A Southland farmer burst into tears when he heard he was discharged without conviction on charges brought by the Ministry for Primary Industries (MPI).

Alphonsus Cornelis Maria Zeestraten appeared yesterday at Invercargill District Court for sentencing on two charges, one in his name, the other on behalf of his company, Southern Centre Dairies.

The two charges were the same — strict liability after failing to comply with section 25 (8) of the Biosecurity Act 1993 by not acting in the terms of the Biosecurity Authority/Clearance Certificate which required a container to be placed in a transitional facility and to be inspected.

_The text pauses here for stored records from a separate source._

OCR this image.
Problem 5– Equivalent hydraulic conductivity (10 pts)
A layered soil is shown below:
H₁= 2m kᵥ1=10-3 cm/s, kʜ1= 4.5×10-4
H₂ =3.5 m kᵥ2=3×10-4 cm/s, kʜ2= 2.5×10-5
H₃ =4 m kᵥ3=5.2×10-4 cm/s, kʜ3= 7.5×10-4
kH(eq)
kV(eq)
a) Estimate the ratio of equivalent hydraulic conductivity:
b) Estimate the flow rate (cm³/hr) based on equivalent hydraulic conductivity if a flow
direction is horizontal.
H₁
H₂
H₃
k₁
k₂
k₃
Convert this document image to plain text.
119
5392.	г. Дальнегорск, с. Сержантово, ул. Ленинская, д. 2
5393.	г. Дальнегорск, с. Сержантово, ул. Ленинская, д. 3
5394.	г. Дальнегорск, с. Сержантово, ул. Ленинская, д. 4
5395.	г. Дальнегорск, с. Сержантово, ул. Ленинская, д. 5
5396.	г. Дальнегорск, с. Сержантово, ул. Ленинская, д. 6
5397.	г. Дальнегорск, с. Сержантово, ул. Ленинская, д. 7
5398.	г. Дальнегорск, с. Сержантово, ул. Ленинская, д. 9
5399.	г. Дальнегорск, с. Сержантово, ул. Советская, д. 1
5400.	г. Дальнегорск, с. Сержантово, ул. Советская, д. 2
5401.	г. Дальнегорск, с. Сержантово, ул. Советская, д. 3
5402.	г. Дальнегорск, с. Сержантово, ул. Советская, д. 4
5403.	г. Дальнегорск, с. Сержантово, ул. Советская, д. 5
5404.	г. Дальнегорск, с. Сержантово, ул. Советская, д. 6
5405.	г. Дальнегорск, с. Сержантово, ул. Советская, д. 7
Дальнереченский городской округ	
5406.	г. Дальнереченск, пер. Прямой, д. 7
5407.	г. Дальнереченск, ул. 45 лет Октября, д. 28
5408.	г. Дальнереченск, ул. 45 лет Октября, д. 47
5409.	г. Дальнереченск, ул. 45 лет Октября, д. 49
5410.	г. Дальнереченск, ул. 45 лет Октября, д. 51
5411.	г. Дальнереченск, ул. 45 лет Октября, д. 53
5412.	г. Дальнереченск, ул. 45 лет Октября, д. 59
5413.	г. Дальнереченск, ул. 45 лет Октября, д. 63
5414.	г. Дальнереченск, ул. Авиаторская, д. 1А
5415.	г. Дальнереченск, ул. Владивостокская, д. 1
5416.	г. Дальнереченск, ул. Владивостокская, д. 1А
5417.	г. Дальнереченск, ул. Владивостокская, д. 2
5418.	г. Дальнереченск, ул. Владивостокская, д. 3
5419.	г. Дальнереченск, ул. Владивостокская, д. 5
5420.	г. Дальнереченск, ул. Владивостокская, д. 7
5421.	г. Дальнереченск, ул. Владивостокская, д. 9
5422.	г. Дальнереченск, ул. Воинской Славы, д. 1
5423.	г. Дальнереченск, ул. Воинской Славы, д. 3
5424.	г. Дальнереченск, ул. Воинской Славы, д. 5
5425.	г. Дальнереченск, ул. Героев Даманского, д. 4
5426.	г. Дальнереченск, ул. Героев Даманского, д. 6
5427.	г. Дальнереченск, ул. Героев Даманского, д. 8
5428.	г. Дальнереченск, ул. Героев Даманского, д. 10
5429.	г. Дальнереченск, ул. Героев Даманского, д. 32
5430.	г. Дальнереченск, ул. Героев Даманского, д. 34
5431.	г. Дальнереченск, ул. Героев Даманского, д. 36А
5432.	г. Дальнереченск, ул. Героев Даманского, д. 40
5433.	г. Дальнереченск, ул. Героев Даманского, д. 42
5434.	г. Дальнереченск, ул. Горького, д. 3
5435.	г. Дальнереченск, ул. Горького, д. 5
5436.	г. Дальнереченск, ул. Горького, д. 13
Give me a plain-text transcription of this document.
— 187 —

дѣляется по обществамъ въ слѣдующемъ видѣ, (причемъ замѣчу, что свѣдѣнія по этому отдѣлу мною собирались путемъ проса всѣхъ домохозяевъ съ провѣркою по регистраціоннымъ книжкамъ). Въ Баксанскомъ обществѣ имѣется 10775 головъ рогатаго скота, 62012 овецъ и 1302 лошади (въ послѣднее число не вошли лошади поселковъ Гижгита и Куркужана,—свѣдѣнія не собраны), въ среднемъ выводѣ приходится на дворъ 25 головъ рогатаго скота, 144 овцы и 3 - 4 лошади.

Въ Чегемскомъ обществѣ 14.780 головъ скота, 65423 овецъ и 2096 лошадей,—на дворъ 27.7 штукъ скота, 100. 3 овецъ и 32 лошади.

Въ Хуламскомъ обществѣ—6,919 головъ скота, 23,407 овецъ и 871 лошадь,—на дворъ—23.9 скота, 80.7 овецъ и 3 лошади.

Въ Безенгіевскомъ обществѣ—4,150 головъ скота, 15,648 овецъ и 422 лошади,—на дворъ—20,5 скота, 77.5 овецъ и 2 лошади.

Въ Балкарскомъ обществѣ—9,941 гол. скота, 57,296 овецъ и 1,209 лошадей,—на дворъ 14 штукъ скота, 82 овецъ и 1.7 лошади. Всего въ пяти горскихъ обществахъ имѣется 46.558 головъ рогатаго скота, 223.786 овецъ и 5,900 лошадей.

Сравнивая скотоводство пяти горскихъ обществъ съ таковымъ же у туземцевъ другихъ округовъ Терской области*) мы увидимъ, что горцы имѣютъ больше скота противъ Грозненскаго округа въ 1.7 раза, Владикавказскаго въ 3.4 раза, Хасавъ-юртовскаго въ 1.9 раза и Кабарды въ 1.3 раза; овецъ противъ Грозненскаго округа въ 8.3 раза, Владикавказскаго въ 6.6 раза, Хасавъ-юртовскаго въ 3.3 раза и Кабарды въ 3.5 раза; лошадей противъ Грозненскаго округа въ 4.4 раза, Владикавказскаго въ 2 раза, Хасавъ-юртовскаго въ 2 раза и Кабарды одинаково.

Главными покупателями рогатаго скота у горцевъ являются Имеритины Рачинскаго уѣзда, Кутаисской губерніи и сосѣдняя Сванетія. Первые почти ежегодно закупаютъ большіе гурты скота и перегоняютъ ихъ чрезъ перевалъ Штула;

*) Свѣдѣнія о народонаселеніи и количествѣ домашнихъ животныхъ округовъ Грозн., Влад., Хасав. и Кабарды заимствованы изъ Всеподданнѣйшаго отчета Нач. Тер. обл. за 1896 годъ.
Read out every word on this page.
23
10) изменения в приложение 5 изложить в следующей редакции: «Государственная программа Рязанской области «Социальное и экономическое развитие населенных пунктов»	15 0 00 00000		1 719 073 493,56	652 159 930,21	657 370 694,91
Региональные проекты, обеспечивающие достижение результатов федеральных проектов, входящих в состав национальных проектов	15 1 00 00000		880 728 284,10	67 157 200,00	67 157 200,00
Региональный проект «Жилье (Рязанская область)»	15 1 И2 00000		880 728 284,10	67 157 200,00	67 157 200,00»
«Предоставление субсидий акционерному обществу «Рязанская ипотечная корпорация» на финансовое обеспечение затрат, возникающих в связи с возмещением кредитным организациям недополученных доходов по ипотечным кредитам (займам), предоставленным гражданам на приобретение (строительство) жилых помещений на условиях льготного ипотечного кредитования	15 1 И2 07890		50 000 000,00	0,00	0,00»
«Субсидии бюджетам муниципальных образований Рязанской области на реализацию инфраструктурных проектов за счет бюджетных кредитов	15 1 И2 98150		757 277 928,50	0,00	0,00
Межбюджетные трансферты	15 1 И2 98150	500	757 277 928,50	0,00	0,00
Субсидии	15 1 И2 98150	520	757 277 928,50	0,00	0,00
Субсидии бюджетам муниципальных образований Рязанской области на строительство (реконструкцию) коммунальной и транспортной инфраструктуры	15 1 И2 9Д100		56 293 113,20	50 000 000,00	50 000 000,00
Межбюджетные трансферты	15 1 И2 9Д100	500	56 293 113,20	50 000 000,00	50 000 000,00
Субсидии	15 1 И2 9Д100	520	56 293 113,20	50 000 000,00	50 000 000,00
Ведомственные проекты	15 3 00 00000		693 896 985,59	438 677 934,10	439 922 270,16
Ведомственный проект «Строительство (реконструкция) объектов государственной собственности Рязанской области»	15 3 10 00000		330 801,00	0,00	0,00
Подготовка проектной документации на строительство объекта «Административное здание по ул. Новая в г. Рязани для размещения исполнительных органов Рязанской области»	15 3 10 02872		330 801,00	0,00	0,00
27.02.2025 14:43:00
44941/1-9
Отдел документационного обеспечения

The charges were related to the importation of a container from the Netherlands that was supposed to be inspected and transferred to a transitional facility.

During the hearing, defence lawyer Garth Gallaway specifically made a point of saying when Zeestraten’s farm was placed under common restrictions due to Mycoplasma bovis at the same time as the separate MPI investigation on the importation of the container, incorrect rumours that his farm was at the centre of the outbreak caused extra hardship for his client.

Mr Gallaway also said a conviction could result in MPI’s refusal to pay compensation offered to farmers who suffered a verifiable loss from the Mycoplasma bovis response.

MPI prosecutor Pip Norman said the hearing outcome would not influence MPI’s compensation decision, but believed the judge would be undermining the Biosecurity Act if he discharged Zeestraten without conviction.

Judge Cameron Walker disagreed and said Zeestraten did not need a further fine as he had already suffered severe hardship through reputational damage from the incorrect rumours, the end of personal relationships and having to sell farms and his family home.

"The outcome of all of this to Mr Zeestraten and his family has been devastating and everything they worked for the last 25 years has largely gone."

Zeestraten declined to comment after the hearing.